En estos paseos yo podía sacudirme temporalmente mi extranjería porque, según veía Athos el mundo, cada ser humano era un recién llegado.
Tanto Athos como yo manteníamos correspondencia con Daphne y Kostas. Yo les enviaba poemas en inglés e informaba a Daphne de lo bien que me iba en el colegio y de lo bien que comíamos, transmitiéndole recetas de pastelería de Constantine. Las cartas de Kostas a Athos estaban repletas de política. Athos se sentaba a la mesa y sacudía la cabeza. «¿Cómo puede escribir noticias tan terribles con una letra tan bonita?» La caligrafía de Kostas era elegante y fluida como un arroyo trenzado.
Como me había advertido Kostas, Athos caía en depresiones, como si tropezase literalmente en los baches de un camino. Daba un traspié, se levantaba, seguía andando. Le perseguía la oscuridad. Hacía de su habitación una madriguera para trabajar en su libro,
Levantando falso testimonio
, que sabía, de algún modo, que nunca terminaría, una deuda que permanecería sin pagar a sus colegas de Biskupin. No salía para comer. Para tentarle, le compraba pasteles de Constantine. Cuando Constantine me veía a mí en lugar de a Athos, sabía que Athos se encontraba mal. «Es la enfermedad de su trabajo», decía. «El pan rancio le da al hombre dolor de tripa.

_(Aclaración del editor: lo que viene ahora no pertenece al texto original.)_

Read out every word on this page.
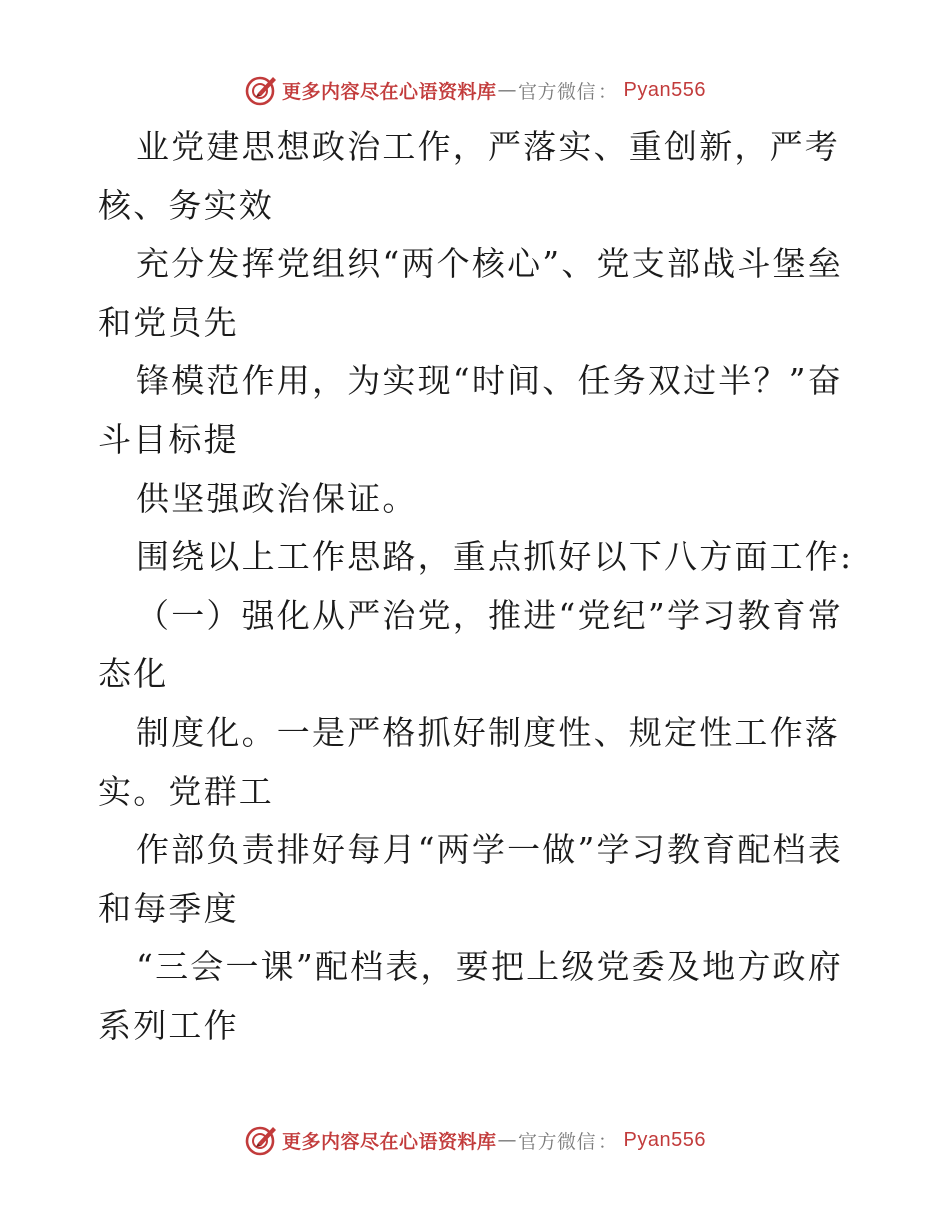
更多内容尽在心语资料库 — 官方微信 ： Pyan556
业党建思想政治工作，严落实、重创新，严考
核、务实效
充分发挥党组织“两个核心”、党支部战斗堡垒
和党员先
锋模范作用，为实现“时间、任务双过半？”奋
斗目标提
供坚强政治保证。
围绕以上工作思路，重点抓好以下八方面工作:
（一）强化从严治党，推进“党纪”学习教育常
态化
制度化。一是严格抓好制度性、规定性工作落
实。党群工
作部负责排好每月“两学一做”学习教育配档表
和每季度
“三会一课”配档表，要把上级党委及地方政府
系列工作
更多内容尽在心语资料库 — 官方微信 ： Pyan556
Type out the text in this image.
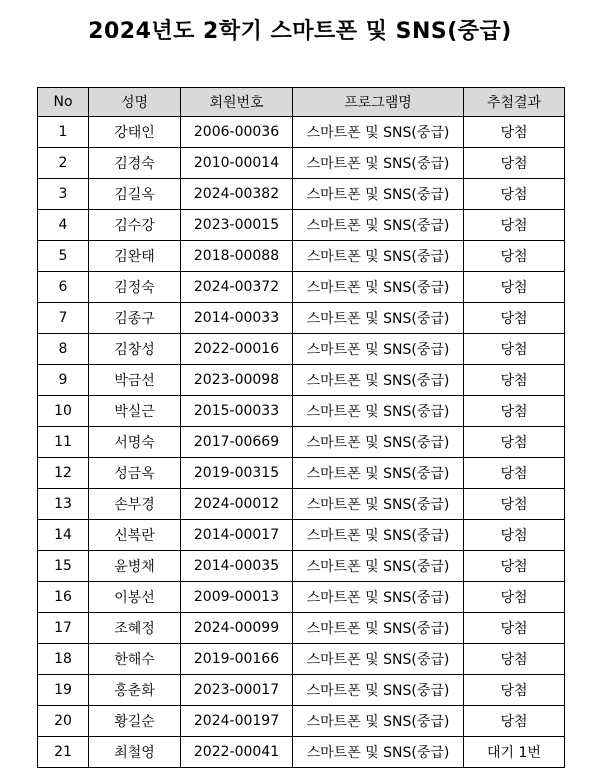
2024년도 2학기 스마트폰 및 SNS(중급)
No	성명	회원번호	프로그램명	추첨결과
1	강태인	2006-00036	스마트폰 및 SNS(중급)	당첨
2	김경숙	2010-00014	스마트폰 및 SNS(중급)	당첨
3	김길옥	2024-00382	스마트폰 및 SNS(중급)	당첨
4	김수강	2023-00015	스마트폰 및 SNS(중급)	당첨
5	김완태	2018-00088	스마트폰 및 SNS(중급)	당첨
6	김정숙	2024-00372	스마트폰 및 SNS(중급)	당첨
7	김종구	2014-00033	스마트폰 및 SNS(중급)	당첨
8	김창성	2022-00016	스마트폰 및 SNS(중급)	당첨
9	박금선	2023-00098	스마트폰 및 SNS(중급)	당첨
10	박실근	2015-00033	스마트폰 및 SNS(중급)	당첨
11	서명숙	2017-00669	스마트폰 및 SNS(중급)	당첨
12	성금옥	2019-00315	스마트폰 및 SNS(중급)	당첨
13	손부경	2024-00012	스마트폰 및 SNS(중급)	당첨
14	신복란	2014-00017	스마트폰 및 SNS(중급)	당첨
15	윤병채	2014-00035	스마트폰 및 SNS(중급)	당첨
16	이봉선	2009-00013	스마트폰 및 SNS(중급)	당첨
17	조혜정	2024-00099	스마트폰 및 SNS(중급)	당첨
18	한해수	2019-00166	스마트폰 및 SNS(중급)	당첨
19	홍춘화	2023-00017	스마트폰 및 SNS(중급)	당첨
20	황길순	2024-00197	스마트폰 및 SNS(중급)	당첨
21	최철영	2022-00041	스마트폰 및 SNS(중급)	대기 1번
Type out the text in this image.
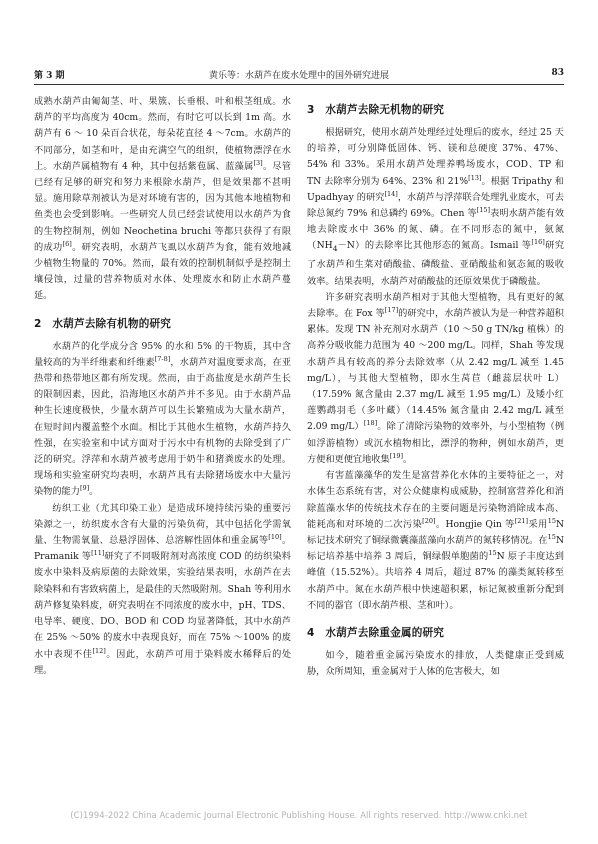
第 3 期	黄乐等：水葫芦在废水处理中的国外研究进展	83

成熟水葫芦由匍匐茎、叶、果簇、长垂根、叶和根茎组成。水葫芦的平均高度为 40cm。然而，有时它可以长到 1m 高。水葫芦有 6 ～ 10 朵百合状花，每朵花直径 4 ～7cm。水葫芦的不同部分，如茎和叶，是由充满空气的组织，使植物漂浮在水上。水葫芦属植物有 4 种，其中包括紫苞属、蓝藻属[3]。尽管已经有足够的研究和努力来根除水葫芦，但是效果都不甚明显。施用除草剂被认为是对环境有害的，因为其他本地植物和鱼类也会受到影响。一些研究人员已经尝试使用以水葫芦为食的生物控制剂，例如 Neochetina bruchi 等都只获得了有限的成功[6]。研究表明，水葫芦飞虱以水葫芦为食，能有效地减少植物生物量的 70%。然而，最有效的控制机制似乎是控制土壤侵蚀，过量的营养物质对水体、处理废水和防止水葫芦蔓延。

2　水葫芦去除有机物的研究

水葫芦的化学成分含 95% 的水和 5% 的干物质，其中含量较高的为半纤维素和纤维素[7-8]，水葫芦对温度要求高，在亚热带和热带地区都有所发现。然而，由于高盐度是水葫芦生长的限制因素，因此，沿海地区水葫芦并不多见。由于水葫芦品种生长速度极快，少量水葫芦可以生长繁殖成为大量水葫芦，在短时间内覆盖整个水面。相比于其他水生植物，水葫芦持久性强，在实验室和中试方面对于污水中有机物的去除受到了广泛的研究。浮萍和水葫芦被考虑用于奶牛和猪粪废水的处理。现场和实验室研究均表明，水葫芦具有去除猪场废水中大量污染物的能力[9]。

纺织工业（尤其印染工业）是造成环境持续污染的重要污染源之一，纺织废水含有大量的污染负荷，其中包括化学需氧量、生物需氧量、总悬浮固体、总溶解性固体和重金属等[10]。Pramanik 等[11]研究了不同吸附剂对高浓度 COD 的纺织染料废水中染料及病原菌的去除效果，实验结果表明，水葫芦在去除染料和有害致病菌上，是最佳的天然吸附剂。Shah 等利用水葫芦修复染料废，研究表明在不同浓度的废水中，pH、TDS、电导率、硬度、DO、BOD 和 COD 均显著降低，其中水葫芦在 25% ～50% 的废水中表现良好，而在 75% ～100% 的废水中表现不佳[12]。因此，水葫芦可用于染料废水稀释后的处理。

3　水葫芦去除无机物的研究

根据研究，使用水葫芦处理经过处理后的废水，经过 25 天的培养，可分别降低固体、钙、镁和总硬度 37%、47%、54% 和 33%。采用水葫芦处理养鸭场废水，COD、TP 和 TN 去除率分别为 64%、23% 和 21%[13]。根据 Tripathy 和 Upadhyay 的研究[14]，水葫芦与浮萍联合处理乳业废水，可去除总氮约 79% 和总磷约 69%。Chen 等[15]表明水葫芦能有效地去除废水中 36% 的氮、磷。在不同形态的氮中，氨氮$(NH_4-N)$的去除率比其他形态的氮高。Ismail 等[16]研究了水葫芦和生菜对硝酸盐、磷酸盐、亚硝酸盐和氨态氮的吸收效率。结果表明，水葫芦对硝酸盐的还原效果优于磷酸盐。

许多研究表明水葫芦相对于其他大型植物，具有更好的氮去除率。在 Fox 等[17]的研究中，水葫芦被认为是一种营养超积累体。发现 TN 补充剂对水葫芦（10 ～50 g TN/kg 植株）的高养分吸收能力范围为 40 ～200 mg/L。同样，Shah 等发现水葫芦具有较高的养分去除效率（从 2.42 mg/L 减至 1.45 mg/L），与其他大型植物，即水生莴苣（雌蕊层状叶 L）（17.59% 氮含量由 2.37 mg/L 减至 1.95 mg/L）及矮小红莲鹦鹉羽毛（多叶藏）（14.45% 氮含量由 2.42 mg/L 减至 2.09 mg/L）[18]。除了清除污染物的效率外，与小型植物（例如浮游植物）或沉水植物相比，漂浮的物种，例如水葫芦，更方便和更便宜地收集[19]。

有害蓝藻藻华的发生是富营养化水体的主要特征之一，对水体生态系统有害，对公众健康构成威胁，控制富营养化和消除蓝藻水华的传统技术存在的主要问题是污染物消除成本高、能耗高和对环境的二次污染[20]。Hongjie Qin 等[21]采用$^{15}$N 标记技术研究了铜绿微囊藻蓝藻向水葫芦的氮转移情况。在$^{15}$N 标记培养基中培养 3 周后，铜绿假单胞菌的$^{15}$N 原子丰度达到峰值（15.52%）。共培养 4 周后，超过 87% 的藻类氮转移至水葫芦中。氮在水葫芦根中快速超积累，标记氮被重新分配到不同的器官（即水葫芦根、茎和叶）。

4　水葫芦去除重金属的研究

如今，随着重金属污染废水的排放，人类健康正受到威胁，众所周知，重金属对于人体的危害极大，如

(C)1994-2022 China Academic Journal Electronic Publishing House. All rights reserved. http://www.cnki.net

Dile a Athos que dice Constantine que si sigue removiendo la historia debe acordarse de levantar la tapa despacio, para dejar salir el vapor del caldero».
A menudo iba a la cocina a las dos o las tres de la madrugada y me encontraba a Athos con la bata gruesa o, en verano, con la camiseta interior y calzoncillos anchos, echando una cabezadita con las gafas sobre la frente, con un bolígrafo cayéndosele de la mano. Y, volviendo a las costumbres de quien ha comido solo muchas veces, tenía un libro abierto sobre la mesa, con un plato vacío o un tenedor separando las páginas.
Athos se sentía atormentado por
Levantando falso testimonio
. Era su conciencia; su crónica de cómo los nazis violaron la arqueología para fabricar el pasado. En 1939 Biskupin ya era un yacimiento famoso, ya lo habían bautizado con el mote de la «Pompeya polaca». Pero Biskupin era la prueba de una cultura avanzada que no era alemana; Himmler ordenó que se eliminara. No resultaba suficiente con ser los dueños del futuro. La tarea del SS-Ahnenerbe de Himmler —la Oficina de la Herencia Ancestral— era conquistar la historia. La política de expansión territorial —lebenstraum— devoraba el tiempo además del espacio.
En una mañana de calor sofocante, Athos y yo salimos a dar nuestro paseo dominical, vestidos lo más frescos que podíamos, con un aspecto casi formal con nuestras camisas blancas de algodón. Nuestro destino era la punta Baby, donde hubo un campamento fortificado iraqués. Aunque habíamos salido pronto, el aire estaba ya pesado con el zumbido de los insectos.
—Esta semana me enteré de que un compañero mío de estudios en Viena estuvo en el Ahnenerbe.
Athos tenía la camisa pegada a la espalda, la cara rosada. Los árboles se movían mecidos por la pesada brisa, las hojas parecían pintura húmeda salpicando el cielo brumoso.